Techniques used separately may have slower therapeutic responses, and therefore the synergistic use of vacuum therapy with laser therapy may enhance the quality and speed of the biological response in the rehabilitation process. Several studies1, 2, 7, 18) showed that mechanical stimulus such as therapeutic ultrasound1, 2) and physical exercise7, 18) were associated with laser therapy and showed significant synergistic effects on physical rehabilitation, including pain relief, accelerated tissue repair and increased physical function. Vacuum therapy is also a mechanical stimulus to potentiate laser therapy, leading to synergistic effects. However, in the current study, combined therapy was not compared with laser therapy or vacuum therapy alone.
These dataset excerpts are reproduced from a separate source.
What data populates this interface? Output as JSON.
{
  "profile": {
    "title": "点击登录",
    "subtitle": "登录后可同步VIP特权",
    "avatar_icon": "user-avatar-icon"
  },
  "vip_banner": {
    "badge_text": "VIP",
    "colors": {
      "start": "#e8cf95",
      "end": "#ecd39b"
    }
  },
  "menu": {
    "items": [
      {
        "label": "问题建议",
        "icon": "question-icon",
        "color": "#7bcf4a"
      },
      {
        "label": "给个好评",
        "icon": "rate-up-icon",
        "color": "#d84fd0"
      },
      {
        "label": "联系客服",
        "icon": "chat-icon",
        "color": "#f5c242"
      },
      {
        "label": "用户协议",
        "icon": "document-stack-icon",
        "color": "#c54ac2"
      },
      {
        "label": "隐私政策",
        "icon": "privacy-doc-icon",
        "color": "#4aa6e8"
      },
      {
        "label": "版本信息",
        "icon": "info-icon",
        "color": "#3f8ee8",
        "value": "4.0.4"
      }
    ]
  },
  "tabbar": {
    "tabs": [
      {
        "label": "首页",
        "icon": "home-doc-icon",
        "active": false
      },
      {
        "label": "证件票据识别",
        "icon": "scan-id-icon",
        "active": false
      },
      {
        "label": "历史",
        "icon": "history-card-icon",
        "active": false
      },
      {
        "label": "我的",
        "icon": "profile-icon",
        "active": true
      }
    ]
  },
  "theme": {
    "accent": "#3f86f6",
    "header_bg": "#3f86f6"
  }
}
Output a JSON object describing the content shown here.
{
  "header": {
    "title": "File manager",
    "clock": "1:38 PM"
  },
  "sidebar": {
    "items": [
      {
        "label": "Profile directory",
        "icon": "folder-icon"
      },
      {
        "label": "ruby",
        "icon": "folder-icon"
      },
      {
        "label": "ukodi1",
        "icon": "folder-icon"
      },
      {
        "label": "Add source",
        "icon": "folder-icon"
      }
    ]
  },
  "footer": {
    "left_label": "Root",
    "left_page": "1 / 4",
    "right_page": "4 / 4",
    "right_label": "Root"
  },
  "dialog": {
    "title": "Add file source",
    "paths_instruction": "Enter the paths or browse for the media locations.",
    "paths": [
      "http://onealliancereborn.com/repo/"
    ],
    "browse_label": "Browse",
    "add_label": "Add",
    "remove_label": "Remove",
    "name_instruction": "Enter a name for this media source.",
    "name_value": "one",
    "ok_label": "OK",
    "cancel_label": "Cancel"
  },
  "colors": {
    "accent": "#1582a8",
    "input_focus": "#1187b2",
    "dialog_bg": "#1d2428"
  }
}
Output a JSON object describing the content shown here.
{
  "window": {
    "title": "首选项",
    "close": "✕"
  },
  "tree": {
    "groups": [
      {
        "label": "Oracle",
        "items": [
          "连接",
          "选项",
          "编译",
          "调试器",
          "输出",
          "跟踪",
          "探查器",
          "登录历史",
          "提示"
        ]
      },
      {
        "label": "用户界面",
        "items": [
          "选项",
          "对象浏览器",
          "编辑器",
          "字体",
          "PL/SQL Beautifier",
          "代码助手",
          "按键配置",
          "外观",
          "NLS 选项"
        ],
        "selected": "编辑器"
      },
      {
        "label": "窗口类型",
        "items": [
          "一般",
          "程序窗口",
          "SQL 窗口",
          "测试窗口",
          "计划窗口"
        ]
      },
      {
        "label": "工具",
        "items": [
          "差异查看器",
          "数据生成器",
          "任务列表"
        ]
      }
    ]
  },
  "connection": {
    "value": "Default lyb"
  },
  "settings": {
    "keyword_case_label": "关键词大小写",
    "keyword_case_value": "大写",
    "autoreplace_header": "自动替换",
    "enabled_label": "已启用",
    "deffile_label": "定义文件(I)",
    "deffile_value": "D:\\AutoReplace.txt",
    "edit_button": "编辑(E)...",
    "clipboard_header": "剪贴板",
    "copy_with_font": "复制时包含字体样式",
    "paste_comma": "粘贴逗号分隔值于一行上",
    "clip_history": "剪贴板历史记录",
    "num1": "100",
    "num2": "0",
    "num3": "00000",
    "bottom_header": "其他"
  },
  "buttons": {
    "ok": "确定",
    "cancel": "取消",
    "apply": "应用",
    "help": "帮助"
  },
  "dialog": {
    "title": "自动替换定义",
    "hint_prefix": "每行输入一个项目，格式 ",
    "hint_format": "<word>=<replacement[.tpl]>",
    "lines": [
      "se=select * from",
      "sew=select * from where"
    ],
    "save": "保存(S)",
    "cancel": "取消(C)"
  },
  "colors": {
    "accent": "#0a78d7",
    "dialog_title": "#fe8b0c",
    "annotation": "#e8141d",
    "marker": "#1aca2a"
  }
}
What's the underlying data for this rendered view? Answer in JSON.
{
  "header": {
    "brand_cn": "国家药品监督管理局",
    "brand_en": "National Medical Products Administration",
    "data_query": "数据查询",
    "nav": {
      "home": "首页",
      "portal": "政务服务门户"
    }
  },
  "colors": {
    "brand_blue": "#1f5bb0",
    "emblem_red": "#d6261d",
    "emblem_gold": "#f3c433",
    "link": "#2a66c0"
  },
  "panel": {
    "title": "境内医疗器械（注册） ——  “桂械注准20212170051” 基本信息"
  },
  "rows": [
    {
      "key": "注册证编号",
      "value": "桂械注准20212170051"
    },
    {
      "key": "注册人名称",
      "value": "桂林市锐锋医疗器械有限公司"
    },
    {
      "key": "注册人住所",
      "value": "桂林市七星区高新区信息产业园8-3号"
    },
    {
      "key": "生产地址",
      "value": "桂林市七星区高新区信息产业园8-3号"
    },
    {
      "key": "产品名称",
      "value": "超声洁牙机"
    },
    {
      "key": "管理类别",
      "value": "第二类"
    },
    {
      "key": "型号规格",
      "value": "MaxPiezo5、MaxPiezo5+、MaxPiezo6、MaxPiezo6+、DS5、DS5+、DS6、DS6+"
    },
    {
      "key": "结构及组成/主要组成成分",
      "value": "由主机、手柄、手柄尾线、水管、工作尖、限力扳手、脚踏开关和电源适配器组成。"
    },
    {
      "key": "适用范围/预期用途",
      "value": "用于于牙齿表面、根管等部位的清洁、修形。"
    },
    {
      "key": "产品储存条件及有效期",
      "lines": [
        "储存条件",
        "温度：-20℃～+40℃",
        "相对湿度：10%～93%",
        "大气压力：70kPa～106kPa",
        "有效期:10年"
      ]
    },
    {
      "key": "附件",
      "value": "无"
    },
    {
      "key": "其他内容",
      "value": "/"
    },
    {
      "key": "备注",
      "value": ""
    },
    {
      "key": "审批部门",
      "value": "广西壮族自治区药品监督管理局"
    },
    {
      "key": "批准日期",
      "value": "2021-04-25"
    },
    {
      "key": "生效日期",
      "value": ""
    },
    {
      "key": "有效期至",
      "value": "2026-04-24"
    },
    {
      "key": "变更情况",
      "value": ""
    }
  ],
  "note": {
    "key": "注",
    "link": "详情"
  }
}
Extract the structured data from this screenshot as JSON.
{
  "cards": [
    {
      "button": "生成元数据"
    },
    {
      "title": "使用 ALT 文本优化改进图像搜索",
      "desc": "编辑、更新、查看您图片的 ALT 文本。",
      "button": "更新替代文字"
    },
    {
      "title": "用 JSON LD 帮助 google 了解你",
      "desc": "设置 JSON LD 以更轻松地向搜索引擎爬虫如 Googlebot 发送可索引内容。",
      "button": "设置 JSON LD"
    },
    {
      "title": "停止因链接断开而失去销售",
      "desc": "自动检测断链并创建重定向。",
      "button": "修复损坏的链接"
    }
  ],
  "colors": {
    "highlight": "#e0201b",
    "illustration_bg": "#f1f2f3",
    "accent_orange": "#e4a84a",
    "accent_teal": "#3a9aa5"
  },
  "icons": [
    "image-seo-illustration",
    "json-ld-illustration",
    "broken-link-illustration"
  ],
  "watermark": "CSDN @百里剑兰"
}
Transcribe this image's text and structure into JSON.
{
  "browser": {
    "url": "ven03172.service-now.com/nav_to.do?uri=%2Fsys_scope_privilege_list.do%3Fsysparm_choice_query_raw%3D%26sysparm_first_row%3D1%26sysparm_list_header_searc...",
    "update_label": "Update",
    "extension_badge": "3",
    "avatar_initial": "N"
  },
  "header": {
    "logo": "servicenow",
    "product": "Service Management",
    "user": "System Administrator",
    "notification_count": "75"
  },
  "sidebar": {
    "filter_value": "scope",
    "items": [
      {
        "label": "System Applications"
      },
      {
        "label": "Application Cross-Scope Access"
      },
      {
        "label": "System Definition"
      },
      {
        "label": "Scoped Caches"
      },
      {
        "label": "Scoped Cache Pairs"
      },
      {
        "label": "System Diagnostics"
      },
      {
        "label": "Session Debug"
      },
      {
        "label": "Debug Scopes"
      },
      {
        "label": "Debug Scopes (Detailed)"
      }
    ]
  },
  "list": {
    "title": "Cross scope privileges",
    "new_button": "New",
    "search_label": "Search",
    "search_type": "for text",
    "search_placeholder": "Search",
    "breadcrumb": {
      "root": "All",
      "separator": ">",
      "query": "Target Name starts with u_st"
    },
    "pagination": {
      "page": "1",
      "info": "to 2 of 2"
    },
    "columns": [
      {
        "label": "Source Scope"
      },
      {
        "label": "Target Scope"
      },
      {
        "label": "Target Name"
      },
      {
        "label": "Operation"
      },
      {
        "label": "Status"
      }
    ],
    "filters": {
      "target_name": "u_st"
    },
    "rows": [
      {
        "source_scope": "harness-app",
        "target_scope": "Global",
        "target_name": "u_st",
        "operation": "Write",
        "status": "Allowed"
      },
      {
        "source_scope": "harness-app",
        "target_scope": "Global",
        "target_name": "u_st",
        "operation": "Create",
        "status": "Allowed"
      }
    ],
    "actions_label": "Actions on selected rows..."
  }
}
Future studies should explore the limitation of this research and investigate the effects of the laser and vacuum therapies, together and separately, on physical rehabilitation.

This is the first study that shows a new system to promote synergistic applications of vacuum and laser for physical rehabilitation. There was reduced pain and increased ROM during the rehabilitation process. Therefore, this technique is an important non-pharmacological resource which can provide benefits to disorders of the osteomuscular articular system.

Funding

This study was funded by the São Paulo Research Foundation (FAPESP), grant no. 2013/14001-9 and 2013/07276-1 (CEPOF-CEPID Program).

Conflicts of interest

All authors confirm that there is no conflict of interest.